Potential Flow Solver
 

Is it correct to say there are basically three types of flow solvers? As I understand it these can be classified as potential flow solvers, density based solvers and pressure based solvers. Turbulence models are just turbulence models - - they fall outside any of these categories.

I would say the three main categories of solvers based on assumptions of the physics are potential, Euler, and Navier Stokes. Of course there are all sorts of sub categories, for example steady, unsteady, compressible (subsonic, transonic, supersonic, hypersonic), incompressible, laminar, RANS, URANS, LES, DNS, etc.

On the other hand, density based solvers and pressure based solvers says something about how a solution is obtained (along with giving an idea of the type of flow being solved for).

Thanks for the reply. From what little I know about turbulence models, it seems that the so-called Navier-Stokes solvers do not solve the N-S equations. They solve some fobbed-up set of algebraic or differential equations that represent a mean flow of some kind. They also have a lot of empiricism built into them, and none of them are very general. It's always seemed to me that these solvers are more like the empirical equations of hydraulics than they are any kind of fundamental solver. I think the latter class (i.e.-'fundamental' solvers) is at the present moment essentially an empty set, at least for turbulent flows.

Here is my real question: Seems that if one wants to solve for, say, the flow over an airfoil at a high angle of attack, a nonlinear potential flow solver coupled with some kind of a turbulent wake model would be preferable to either a density-based or a pressure-based model, simply because (at least in the outer region) you are solving a single PDE instead of three or four.

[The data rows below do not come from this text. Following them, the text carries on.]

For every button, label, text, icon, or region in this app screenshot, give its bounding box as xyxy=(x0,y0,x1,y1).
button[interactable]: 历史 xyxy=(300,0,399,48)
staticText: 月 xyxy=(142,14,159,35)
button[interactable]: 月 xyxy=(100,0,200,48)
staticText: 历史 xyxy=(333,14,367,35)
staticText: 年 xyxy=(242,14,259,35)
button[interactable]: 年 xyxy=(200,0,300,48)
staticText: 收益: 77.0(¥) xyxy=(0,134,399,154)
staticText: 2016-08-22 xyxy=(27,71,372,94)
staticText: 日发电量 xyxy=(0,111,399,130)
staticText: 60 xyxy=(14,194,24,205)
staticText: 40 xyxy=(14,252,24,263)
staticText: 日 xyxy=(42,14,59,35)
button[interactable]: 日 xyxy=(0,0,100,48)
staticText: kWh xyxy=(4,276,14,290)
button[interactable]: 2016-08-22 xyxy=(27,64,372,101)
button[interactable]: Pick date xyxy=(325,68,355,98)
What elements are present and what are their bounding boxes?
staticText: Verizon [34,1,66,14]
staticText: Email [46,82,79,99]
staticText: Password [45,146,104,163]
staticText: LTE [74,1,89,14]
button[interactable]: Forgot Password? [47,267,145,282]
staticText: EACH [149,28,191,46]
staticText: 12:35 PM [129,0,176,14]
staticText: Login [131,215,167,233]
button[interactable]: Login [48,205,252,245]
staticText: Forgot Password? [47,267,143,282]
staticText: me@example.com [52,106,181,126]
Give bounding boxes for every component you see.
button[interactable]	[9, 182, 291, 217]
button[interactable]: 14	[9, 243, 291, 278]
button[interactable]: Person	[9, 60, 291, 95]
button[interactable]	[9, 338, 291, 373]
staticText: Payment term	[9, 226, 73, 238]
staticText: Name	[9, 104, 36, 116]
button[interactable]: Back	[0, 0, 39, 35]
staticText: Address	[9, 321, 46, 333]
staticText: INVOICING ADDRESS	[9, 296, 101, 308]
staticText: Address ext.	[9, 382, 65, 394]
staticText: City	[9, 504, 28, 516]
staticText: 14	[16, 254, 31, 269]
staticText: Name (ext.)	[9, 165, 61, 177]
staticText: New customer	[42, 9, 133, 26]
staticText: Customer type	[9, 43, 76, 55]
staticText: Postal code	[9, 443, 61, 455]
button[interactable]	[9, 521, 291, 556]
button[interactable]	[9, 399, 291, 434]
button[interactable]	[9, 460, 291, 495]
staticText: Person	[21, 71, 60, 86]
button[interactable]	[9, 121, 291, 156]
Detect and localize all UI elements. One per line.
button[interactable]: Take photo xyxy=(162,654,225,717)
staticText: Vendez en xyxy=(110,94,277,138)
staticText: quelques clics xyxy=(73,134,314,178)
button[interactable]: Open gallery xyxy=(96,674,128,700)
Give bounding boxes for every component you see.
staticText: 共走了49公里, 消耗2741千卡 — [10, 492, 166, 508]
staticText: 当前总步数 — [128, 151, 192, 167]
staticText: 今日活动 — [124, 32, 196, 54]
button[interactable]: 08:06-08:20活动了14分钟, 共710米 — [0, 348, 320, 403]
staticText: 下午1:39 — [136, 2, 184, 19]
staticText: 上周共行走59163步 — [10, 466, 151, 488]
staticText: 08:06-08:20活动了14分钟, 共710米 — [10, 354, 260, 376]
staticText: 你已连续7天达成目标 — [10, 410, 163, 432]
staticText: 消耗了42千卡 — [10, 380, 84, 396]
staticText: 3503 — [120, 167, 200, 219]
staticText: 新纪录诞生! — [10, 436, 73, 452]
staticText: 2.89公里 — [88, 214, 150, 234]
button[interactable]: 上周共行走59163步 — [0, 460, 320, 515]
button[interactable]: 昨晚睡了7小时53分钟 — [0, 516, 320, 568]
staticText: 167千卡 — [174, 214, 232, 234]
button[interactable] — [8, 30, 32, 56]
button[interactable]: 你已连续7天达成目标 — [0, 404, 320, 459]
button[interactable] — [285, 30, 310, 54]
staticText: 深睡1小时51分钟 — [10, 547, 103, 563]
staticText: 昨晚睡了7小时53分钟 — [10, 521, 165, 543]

Is this too naive?

Then the people calling it a navier stokes solver are imprecise. What you are referring to is probably RANS, and yes, thats the full navier stokes equations plus some algebraic or differential modeling terms.

If you mean by fundamental a solver that solves just the navier stokes equations, they are everywhere - i would wager that all meaningful commercial solvers do that, and almost each grad student in cfd probably has written his own ... They are all as general as the navier stokes equations themselves.
I would guess that about 20% of the world's supercomputers do nothing but solving the ns equations at a given time :)

I admit that i am not familiar with the capabilitirs of nonlinear potential theory. What i remember from linear potential is that it cannot produce vorticity nor a boundary layer. A flow over an airfoil at high aoa is highly rotational, plus the bl will play a role as well.... So i guess that would rule out potential theory completely.

I am not aware of people computing turbulence in wakes, jets or around bodies ever doing anything else but Navier Stokes, but i have to admit i m not familiar with the nonlinear potential flow. A quick google search gave me very few pappers on this from the 80s, i guess its not considered anymore.

Thanks for this. It is quite illuminating.

The Navier Stokes solvers do solve the N-S equations. It's the Reynolds Averaged Navier Stokes (RANS) solvers which solve (or try to solve) for the mean flow by inserting eddy viscosity.

Potential codes have been hooked up to boundary layer codes to calculate the lift and drag on an airfoil. But, in general, that is for flow without separation (and therefore not high angle of attack) and it is not for 3D viscous flow. That's not to say some haven't pushed this class of code somewhat into these regions.

In general, the performance of potential codes should be compared to the performance of 2D incompressible/subsonic (uncoupled pressure based) solvers. Sure they are faster, but, for a 2D geometry, I'm not sure many would really care due to the high performance of computers. Maybe if someone is doing optimization or a trajectory, but even then I doubt it would really matter much anymore.

In general, a coupled Euler density solver (as apposed to uncoupled pressure based) is meant for transonic and above (i.e. greater than supercritical). In this region the accuracy of potential solvers degrades due to the assumptions for potential flow. Therefore, in general, full potential flow and coupled Euler density solvers target two different flow regions.

Of course one could use an Euler density solver to solve for low subsonic speeds (the realm of potential and Euler uncoupled pressure based solvers), but the convergence rate will suffer and at some point one will need to go to Mach number preconditioning.

Also, in general, flux splitting schemes (which have not been adapted to potential as far as I know) capture and track vorticity better.

Oh, just want to be clear.

Full potential was used in the past, and is still used, for optimizing wings at transonic speeds. However, as far as I understand, it is challenging for them, due to the lack of a good boundary layer model and the assumption of isentropic flow, to capture the position of the shock. Therefore, the wave drag is off.